Personal information
- Date of birth: 2 March 1994 (age 32)
- Place of birth: Oloron-Sainte-Marie, France
- Height: 1.87 m (6 ft 2 in)
- Position: Goalkeeper

Team information
- Current team: Pau FC
- Number: 30

Youth career
- 1999–2006: FC Oloron
- 2006–2012: Pau FC
- 2012–2014: Tours

Senior career*
- Years: Team / Apps / (Gls)
- 2014–2016: Tours / 4 / (0)
- 2015–2016: → Trélissac (loan) / 21 / (0)
- 2016–2018: Les Herbiers / 13 / (0)
- 2018–2023: Grenoble / 29 / (0)
- 2023–2025: US Concarneau / 69 / (0)
- 2025–: Pau FC / 11 / (0)

= Esteban Salles =

French footballer (born 1994)

Esteban Salles (born 2 March 1994) is a French professional footballer who plays as a goalkeeper for Pau FC in Ligue 2.

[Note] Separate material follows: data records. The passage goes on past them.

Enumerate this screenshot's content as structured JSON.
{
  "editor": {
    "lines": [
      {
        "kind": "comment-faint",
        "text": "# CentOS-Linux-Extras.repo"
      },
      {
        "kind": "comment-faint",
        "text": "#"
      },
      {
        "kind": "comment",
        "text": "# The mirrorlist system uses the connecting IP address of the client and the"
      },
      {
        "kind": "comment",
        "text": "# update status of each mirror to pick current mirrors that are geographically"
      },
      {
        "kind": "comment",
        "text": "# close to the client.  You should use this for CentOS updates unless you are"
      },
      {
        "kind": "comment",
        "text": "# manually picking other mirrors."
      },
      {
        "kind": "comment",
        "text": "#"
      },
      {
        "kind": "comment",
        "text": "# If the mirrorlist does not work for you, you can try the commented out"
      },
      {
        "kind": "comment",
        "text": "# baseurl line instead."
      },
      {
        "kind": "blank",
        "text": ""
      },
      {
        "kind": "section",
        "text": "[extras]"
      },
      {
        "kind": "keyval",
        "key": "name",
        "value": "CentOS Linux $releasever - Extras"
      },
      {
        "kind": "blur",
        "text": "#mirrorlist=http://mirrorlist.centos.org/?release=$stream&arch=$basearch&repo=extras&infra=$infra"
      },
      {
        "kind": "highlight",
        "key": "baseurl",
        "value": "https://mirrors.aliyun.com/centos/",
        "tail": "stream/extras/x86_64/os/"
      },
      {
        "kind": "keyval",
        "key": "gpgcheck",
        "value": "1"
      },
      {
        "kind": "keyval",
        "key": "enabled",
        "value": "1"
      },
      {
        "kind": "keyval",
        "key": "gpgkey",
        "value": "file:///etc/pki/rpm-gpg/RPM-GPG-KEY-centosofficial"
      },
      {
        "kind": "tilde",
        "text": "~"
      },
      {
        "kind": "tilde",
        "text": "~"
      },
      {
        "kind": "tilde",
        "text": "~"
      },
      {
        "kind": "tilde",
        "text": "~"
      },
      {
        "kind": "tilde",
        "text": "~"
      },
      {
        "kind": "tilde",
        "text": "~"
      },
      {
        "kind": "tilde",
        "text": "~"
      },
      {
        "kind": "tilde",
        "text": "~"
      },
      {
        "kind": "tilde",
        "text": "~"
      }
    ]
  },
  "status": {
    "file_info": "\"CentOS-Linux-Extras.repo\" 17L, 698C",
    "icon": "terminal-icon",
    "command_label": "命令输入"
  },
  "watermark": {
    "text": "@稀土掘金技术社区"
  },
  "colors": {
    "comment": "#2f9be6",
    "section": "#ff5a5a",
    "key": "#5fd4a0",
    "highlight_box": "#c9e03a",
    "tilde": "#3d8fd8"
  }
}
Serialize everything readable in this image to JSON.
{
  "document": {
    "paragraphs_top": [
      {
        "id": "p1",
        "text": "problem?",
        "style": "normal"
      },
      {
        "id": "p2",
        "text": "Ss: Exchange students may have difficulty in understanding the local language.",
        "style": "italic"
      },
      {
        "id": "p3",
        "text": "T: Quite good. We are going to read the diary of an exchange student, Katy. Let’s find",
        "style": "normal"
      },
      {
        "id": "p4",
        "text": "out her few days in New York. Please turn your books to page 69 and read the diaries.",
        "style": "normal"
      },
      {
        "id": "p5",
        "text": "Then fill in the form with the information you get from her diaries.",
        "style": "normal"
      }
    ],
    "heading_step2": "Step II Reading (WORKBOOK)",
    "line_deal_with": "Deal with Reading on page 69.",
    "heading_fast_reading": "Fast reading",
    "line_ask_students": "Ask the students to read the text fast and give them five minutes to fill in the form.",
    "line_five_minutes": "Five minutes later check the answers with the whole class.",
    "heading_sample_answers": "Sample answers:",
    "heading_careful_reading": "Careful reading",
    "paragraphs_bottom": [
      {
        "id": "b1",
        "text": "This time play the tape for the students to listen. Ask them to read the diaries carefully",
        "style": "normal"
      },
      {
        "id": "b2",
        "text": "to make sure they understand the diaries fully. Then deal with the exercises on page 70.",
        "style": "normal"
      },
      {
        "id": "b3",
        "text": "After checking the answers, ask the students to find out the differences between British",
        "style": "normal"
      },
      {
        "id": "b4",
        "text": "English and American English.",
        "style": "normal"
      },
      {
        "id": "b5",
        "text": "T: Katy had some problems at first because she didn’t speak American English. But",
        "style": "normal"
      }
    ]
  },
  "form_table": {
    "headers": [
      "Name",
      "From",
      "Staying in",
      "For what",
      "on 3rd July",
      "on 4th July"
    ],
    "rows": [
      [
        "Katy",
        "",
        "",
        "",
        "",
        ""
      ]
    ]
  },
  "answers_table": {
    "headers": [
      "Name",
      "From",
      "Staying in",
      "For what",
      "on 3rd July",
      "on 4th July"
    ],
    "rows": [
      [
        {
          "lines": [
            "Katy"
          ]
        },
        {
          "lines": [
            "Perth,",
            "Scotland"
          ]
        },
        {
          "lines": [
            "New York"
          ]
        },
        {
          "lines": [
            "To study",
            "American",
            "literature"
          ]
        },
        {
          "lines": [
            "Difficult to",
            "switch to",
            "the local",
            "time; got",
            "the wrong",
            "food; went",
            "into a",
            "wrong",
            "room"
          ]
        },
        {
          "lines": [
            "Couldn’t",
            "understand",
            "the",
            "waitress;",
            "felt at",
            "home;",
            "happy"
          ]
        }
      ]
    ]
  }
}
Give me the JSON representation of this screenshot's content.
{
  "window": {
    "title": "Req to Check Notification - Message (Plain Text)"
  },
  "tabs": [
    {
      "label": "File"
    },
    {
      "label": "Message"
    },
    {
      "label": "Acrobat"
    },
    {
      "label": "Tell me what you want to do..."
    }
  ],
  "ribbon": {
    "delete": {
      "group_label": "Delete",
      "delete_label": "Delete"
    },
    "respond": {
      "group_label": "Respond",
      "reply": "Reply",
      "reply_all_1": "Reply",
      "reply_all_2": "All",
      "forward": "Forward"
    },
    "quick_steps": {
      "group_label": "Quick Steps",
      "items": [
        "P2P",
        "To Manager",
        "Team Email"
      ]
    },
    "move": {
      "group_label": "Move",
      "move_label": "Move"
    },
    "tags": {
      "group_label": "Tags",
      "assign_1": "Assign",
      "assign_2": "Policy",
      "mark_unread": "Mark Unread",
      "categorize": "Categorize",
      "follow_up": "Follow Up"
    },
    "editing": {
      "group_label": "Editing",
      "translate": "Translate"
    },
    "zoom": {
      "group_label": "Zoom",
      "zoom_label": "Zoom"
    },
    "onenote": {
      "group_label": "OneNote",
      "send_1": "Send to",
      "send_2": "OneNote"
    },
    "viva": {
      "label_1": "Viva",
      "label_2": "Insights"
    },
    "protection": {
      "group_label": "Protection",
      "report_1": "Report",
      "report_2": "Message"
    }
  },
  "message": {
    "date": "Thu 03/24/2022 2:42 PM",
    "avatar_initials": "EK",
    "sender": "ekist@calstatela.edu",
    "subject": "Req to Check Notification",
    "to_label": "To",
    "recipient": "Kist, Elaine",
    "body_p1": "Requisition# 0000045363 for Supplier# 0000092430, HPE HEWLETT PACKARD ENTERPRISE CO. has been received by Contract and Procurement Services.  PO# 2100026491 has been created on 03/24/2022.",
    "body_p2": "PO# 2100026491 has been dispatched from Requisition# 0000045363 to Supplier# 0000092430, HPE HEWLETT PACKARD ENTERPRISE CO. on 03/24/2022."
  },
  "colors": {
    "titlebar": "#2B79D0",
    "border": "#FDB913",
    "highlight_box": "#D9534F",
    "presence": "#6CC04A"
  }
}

== Early life and youth career ==
Salles was born in Oloron-Sainte-Marie, Pyrénées-Atlantiques. He began his football journey at local club FC Oloron before joining Pau FC’s youth academy in 2006. In 2012, he moved to Tours FC, where he completed his youth development and made the step up to professional football.

== Club career ==

=== Trélissac (loan) ===
In 2015, he was loaned to Trélissac FC in the CFA, where he played 21 matches during the 2015–16 season.

=== Grenoble Foot 38 ===
Salles signed for Grenoble Foot 38 in 2018. Over five seasons in Ligue 2, he made 29 appearances, primarily serving as a backup.

=== US Concarneau ===
Ahead of the 2023–24 season, Salles joined newly promoted US Concarneau. He quickly became the starting goalkeeper, making 69 appearances across two campaigns.

=== Pau FC ===
In June 2025, Salles returned to Pau FC, the club where he had spent part of his youth career.